La note de lecture d’Igolène.
En fin d’article deux vidéos des entretiens d’Hédi Kaddour à France Culture (26’17) et à La Grande librairie (5’37).
Si cette Nuit des Orateurs est une formidable leçon d’Histoire, elle n’en est pas moins un vrai roman.
Le récit se passe à Rome à la fin premier siècle de notre ère, sous le règne de l’empereur Domitien que l’histoire accompagne d’une réputation accablante. Si dans la première partie de son règne il encouragea les lettres, créa des bibliothèques, institua un concours quinquennal de poésie, d’éloquence et de musique en même temps que les provinces jouissaient d’une paix profonde, il se laissa aller aux pires débauches qui valurent la haine du sénat pour ce tyran « qui tue comme il éternue » jusqu’à finir poignardé par l’un de ses affranchis.

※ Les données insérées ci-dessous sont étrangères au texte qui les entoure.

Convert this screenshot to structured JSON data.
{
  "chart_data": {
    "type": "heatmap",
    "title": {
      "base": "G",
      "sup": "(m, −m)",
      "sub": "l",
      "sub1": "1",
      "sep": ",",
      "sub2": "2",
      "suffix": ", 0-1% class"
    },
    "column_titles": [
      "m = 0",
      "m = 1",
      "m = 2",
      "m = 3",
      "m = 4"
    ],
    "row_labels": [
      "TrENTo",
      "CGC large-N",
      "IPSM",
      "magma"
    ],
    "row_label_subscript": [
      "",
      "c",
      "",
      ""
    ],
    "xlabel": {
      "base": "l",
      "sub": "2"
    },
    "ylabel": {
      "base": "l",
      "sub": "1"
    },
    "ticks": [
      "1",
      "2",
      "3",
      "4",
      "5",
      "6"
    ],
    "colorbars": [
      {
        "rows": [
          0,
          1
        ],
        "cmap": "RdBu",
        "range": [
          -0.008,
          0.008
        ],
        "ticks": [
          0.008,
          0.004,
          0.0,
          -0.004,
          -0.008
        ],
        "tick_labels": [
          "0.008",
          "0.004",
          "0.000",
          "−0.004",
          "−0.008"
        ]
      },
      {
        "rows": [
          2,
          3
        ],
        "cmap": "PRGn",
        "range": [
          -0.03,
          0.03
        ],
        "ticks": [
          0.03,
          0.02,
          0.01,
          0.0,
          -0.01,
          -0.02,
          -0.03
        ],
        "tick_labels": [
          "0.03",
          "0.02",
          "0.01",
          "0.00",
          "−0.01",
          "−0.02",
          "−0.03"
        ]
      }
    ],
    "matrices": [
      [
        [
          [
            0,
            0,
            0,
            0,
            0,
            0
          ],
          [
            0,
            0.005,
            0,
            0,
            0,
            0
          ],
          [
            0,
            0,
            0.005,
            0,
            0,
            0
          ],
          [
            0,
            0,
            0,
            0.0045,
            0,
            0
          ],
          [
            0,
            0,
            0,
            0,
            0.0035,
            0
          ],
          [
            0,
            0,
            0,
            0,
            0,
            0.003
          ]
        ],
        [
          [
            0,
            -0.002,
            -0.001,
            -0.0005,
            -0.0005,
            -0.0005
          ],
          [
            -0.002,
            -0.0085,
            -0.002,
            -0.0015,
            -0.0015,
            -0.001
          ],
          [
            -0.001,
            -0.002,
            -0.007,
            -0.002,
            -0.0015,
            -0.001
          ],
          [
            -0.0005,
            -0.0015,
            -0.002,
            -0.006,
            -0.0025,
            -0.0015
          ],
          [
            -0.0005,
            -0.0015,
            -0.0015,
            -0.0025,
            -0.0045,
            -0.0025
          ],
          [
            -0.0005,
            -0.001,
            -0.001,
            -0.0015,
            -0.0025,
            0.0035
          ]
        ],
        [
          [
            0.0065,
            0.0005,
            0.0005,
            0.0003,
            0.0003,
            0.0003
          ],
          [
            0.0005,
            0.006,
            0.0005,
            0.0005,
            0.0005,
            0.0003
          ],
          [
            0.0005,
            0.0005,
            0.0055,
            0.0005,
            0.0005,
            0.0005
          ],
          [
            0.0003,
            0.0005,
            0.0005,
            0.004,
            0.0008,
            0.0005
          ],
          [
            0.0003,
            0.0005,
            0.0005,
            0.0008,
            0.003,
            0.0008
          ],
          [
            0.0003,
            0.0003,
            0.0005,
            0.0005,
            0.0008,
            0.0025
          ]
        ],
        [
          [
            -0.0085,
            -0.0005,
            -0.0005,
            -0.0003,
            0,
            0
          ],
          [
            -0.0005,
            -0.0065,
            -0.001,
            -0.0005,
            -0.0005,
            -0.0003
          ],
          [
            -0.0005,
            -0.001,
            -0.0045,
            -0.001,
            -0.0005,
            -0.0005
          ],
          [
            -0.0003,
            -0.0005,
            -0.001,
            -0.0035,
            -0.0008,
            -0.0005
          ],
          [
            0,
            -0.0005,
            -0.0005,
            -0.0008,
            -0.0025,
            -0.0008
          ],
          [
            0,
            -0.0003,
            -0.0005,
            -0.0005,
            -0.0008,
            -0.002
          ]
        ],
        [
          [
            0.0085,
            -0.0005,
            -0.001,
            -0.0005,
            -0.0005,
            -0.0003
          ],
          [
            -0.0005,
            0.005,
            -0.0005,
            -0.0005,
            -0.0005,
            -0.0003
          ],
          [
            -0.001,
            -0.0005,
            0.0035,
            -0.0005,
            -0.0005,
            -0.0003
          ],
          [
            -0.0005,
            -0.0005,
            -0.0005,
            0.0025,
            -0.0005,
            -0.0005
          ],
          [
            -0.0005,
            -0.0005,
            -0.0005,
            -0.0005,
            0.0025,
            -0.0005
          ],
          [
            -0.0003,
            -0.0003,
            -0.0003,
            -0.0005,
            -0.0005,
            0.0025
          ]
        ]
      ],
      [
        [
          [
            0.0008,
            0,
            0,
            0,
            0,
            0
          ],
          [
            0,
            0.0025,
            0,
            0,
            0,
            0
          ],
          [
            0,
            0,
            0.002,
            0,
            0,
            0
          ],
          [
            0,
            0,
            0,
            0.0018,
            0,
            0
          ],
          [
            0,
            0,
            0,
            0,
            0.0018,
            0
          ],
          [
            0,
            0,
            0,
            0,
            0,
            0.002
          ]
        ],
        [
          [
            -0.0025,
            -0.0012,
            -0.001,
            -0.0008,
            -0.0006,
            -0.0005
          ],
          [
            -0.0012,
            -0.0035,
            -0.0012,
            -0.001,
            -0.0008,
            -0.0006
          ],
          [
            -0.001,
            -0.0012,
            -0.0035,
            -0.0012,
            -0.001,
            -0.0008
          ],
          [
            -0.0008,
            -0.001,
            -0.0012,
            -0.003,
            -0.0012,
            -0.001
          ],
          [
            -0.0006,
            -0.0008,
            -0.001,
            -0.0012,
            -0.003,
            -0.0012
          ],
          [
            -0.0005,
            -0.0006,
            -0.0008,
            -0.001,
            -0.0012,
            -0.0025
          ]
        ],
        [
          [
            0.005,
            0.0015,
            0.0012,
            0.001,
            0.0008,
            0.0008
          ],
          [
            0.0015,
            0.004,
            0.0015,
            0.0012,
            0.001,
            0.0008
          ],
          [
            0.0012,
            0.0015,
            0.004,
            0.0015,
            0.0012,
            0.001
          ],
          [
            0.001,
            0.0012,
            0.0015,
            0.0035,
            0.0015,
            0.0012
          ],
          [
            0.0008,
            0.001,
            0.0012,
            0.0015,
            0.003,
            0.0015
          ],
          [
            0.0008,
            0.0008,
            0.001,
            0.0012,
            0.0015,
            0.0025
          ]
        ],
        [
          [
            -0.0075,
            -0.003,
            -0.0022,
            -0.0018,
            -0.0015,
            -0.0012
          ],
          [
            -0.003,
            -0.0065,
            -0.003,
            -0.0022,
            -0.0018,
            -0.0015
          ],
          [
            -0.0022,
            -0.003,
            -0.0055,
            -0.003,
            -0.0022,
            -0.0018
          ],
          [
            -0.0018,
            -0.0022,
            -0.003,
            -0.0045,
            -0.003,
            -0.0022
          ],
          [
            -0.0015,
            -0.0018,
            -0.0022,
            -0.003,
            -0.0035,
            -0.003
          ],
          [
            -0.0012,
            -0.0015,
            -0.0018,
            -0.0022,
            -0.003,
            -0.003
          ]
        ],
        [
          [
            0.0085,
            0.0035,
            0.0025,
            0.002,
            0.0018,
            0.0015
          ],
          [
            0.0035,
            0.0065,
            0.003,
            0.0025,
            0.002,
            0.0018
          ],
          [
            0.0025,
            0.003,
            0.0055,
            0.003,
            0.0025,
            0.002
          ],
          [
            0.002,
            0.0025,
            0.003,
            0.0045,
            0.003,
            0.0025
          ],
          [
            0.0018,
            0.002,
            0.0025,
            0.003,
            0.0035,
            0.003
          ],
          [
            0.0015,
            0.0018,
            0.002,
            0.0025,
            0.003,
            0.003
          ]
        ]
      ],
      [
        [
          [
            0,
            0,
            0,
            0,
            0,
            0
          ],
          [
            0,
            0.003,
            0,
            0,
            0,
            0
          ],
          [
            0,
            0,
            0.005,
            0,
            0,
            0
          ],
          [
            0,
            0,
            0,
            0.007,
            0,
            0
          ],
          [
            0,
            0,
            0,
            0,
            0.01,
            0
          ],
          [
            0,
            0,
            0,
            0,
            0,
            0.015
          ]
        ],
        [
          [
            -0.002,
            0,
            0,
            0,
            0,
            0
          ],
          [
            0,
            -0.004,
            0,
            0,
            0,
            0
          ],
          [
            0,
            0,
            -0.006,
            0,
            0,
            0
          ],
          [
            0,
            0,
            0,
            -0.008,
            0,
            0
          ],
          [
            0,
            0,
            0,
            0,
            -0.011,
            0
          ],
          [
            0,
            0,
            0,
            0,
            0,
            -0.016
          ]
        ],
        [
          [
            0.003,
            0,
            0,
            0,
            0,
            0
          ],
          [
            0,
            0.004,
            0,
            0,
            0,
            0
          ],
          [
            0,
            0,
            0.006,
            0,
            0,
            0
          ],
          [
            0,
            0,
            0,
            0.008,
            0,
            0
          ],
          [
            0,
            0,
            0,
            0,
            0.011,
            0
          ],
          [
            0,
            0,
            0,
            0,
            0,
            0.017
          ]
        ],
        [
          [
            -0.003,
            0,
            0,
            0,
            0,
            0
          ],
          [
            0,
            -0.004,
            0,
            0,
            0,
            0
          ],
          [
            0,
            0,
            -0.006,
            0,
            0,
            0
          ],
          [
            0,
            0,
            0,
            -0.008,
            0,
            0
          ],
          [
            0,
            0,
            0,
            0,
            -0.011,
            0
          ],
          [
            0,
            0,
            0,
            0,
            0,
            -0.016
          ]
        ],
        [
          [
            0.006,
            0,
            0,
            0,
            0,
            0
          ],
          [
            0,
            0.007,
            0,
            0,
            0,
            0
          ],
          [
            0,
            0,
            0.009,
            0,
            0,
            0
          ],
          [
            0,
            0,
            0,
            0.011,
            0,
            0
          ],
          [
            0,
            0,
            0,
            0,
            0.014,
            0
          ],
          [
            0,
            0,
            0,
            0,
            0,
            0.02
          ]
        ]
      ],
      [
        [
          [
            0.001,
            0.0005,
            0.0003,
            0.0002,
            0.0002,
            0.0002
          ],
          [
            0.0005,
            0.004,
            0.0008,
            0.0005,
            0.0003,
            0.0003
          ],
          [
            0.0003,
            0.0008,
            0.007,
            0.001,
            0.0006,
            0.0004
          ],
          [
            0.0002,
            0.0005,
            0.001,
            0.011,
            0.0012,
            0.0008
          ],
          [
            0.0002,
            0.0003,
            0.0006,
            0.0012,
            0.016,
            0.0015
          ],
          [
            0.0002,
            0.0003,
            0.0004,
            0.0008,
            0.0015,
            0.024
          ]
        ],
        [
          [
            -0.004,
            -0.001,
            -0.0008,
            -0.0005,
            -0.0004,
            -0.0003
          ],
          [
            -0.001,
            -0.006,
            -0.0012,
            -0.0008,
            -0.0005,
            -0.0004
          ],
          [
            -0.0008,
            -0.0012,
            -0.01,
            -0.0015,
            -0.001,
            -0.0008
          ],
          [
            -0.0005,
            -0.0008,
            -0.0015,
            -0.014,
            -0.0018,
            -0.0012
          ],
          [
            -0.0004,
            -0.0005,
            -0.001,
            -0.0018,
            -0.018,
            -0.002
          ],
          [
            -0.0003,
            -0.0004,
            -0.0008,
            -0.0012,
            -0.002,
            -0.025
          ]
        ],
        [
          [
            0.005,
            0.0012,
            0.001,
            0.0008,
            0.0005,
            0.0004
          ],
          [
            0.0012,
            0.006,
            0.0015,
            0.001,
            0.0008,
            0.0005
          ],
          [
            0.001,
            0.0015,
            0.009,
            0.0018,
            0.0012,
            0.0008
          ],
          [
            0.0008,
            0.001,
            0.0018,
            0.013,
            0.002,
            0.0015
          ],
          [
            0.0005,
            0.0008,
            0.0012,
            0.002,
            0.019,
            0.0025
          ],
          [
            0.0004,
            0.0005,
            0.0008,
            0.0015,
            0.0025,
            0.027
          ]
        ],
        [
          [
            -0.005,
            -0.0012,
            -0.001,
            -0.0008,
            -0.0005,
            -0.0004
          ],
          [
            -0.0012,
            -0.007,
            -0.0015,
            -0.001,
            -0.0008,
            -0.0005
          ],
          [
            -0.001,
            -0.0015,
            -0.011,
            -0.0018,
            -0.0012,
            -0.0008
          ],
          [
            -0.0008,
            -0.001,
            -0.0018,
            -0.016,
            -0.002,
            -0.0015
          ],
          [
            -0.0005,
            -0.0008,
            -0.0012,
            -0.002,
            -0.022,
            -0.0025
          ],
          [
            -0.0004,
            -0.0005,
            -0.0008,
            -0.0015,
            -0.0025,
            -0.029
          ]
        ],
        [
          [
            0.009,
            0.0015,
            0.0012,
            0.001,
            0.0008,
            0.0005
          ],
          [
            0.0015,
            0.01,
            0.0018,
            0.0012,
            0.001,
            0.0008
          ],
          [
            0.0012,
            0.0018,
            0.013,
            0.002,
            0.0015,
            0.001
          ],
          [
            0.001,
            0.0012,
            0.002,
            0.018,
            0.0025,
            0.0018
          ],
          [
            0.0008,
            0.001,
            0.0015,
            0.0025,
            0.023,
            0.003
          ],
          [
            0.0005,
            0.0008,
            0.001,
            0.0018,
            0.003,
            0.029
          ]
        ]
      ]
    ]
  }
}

C’est de cette atmosphère malsaine qu’Hedi Kaddour a fait la trame de cette Nuit des Orateurs : deux jeunes sénateurs avocats, Pline le Jeune et Publius Cornelius, que l’histoire connaît mieux sous le nom de Tacite, ont osé mettre Domitien en cause dans leur plaidoirie contre le gouverneur Massa, l’un de ses familiers. Le roman traverse la longue soirée et la longue nuit au cours de laquelle Domitien devrait, ou pas, riposter en ordonnant l’élimination des coupables de « crime de lèse-majesté ». Les 19 chapitres sont autant de séquences qui mettent en scène tous les protagonistes, dont Lucretia, la femme de Publius, amie d’enfance de l’empereur n’est ni la moindre, ni la plus à l’aise, ni la moins courageuse face à l’hypothèse de la mort. S’en dégage un tableau pitoyable de cet empire décadent :
« L’état des esprits, la variété des sentiments que l’on peut inventer à l’égard d’un tyran, de la peur haineuse à la haine craintive », en passant par toutes les facettes de la délation la plus abjecte. Un tableau dans lequel la mort devient inéluctable : « Nous allons mourir d’une mort laide, dit Lucretia à la fin de la nuit, celle qui nous attend depuis que nous avons laissé faire Domitien, ce criminel. Nous avons inventé une cause légitime à la tyrannie : faire tenir ensemble un monde qui va de l’Euphrate jusqu’au nord de la grande île de Bretagne, là où s’arrête le monde ».
Si cette Nuit des Orateurs est une formidable leçon d’histoire, elle n’en est pas moins un vrai roman dans lequel la cruauté et la vulgarité ambiantes n’occultent pas les belles personnes que sont Publius et Lucretia, les deux personnages majeurs. Le suspense ne faiblit jamais et le crescendo final apporte même la touche de tendresse sans laquelle la vie ne serait pas.
Au service de cette « fresque », une écriture un peu savante tant les phrases sont travaillées pour sonner en longues et brèves, comme la poésie latine , avec ces touches latines qui sont juste là pour rappeler que l’on est dans la Rome Antique, même si ce qui se passe a un goût d’éternité qui ramène le lecteur à aujourd’hui, maintenant et ici.
Un bonheur de lecture. Un livre dont on ne sort pas tout à fait comme on était entré.